Equally, knowing what we need to do and anticipating some kind of positive outcome activates the dopaminergic system in our brains, which energises us towards the activity and helps us focus down on it.
2) We are biologically driven to seek opportunities to act competently and have a positive effect in an area we care about, because evolutionarily speaking such opportunities would further our survival chances. This means we evolved to experience such situations as inherently rewarding, meaning we were more likely to want to keep doing them because we have a positive emotional experience of them. So in setting ourselves up to experience improvements in and actual competence in our exercise activities, we tap into fundamental neurochemistry that makes us feel driven to keep going back.
3) Feeling that what we are attempting is manageable is important in tipping the balance in favour of being active when other factors might tip it the other way - for instance, if what you are trying to do feels only just about doable when you’re super energetic, the likelihood is it will feel not doable when you’re tired. We are constantly undergoing cost-benefit analyses of prospective activities in terms of their energy expenditure according to our physiological and psychological states, and perceived effort can increase as a consequence of this, meaning how manageable something feels can be volatile if we are pushing our limits. Just something to bear in mind if you are doing something very physically challenging - if we can enhance our self-efficacy, we reduce perceived effort and give ourselves a better chance of the cost-benefit analysis turning out in our favour.
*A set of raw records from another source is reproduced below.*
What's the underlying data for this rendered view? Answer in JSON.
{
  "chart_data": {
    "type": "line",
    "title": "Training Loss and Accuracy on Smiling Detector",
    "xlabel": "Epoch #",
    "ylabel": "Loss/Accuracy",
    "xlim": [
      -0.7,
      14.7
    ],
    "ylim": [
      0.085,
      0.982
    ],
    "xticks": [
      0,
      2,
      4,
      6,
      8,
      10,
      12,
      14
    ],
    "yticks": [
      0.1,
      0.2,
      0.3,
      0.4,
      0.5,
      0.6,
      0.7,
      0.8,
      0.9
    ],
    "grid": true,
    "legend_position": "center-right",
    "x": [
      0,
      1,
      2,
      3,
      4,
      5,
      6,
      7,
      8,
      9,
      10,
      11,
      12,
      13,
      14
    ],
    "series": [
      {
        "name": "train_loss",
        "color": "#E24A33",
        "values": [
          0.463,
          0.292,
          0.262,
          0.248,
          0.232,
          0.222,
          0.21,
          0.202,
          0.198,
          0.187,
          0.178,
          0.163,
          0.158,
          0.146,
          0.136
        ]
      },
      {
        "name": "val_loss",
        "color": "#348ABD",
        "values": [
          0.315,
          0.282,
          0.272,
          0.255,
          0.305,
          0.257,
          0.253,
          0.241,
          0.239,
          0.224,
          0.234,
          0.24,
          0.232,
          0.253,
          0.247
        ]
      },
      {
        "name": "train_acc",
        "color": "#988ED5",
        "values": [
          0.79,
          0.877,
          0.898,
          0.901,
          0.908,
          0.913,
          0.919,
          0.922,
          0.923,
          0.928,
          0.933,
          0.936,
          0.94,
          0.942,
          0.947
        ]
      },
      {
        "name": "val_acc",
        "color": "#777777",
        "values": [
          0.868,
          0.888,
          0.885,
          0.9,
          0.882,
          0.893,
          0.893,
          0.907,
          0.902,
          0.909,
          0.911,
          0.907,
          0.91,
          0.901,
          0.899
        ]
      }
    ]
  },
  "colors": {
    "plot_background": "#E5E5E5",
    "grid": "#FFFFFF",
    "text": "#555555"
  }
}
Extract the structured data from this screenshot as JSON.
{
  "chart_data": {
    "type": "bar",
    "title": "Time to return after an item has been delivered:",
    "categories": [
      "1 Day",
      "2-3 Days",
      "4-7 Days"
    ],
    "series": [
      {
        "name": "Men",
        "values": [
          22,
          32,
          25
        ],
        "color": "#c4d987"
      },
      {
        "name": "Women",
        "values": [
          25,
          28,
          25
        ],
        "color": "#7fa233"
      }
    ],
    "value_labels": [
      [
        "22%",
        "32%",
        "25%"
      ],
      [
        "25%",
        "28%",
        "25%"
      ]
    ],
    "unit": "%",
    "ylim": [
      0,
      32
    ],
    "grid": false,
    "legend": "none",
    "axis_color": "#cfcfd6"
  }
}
But of course we’re not always as logical as this. For example, we can easily talk ourselves out of things, incorrectly believing we are incapable of attempting something or convincing ourselves that we just won’t be able to achieve the long-term outcomes we want. Emotions can come up that interfere with connection to our desired goals, or we can fall into perfectionistic traps of convincing ourselves that we “should” be able to attempt something that actually we can’t at the moment. Then the next relevant question is: “how do I accurately assess my competence/knowledge?” But that’s for a future post!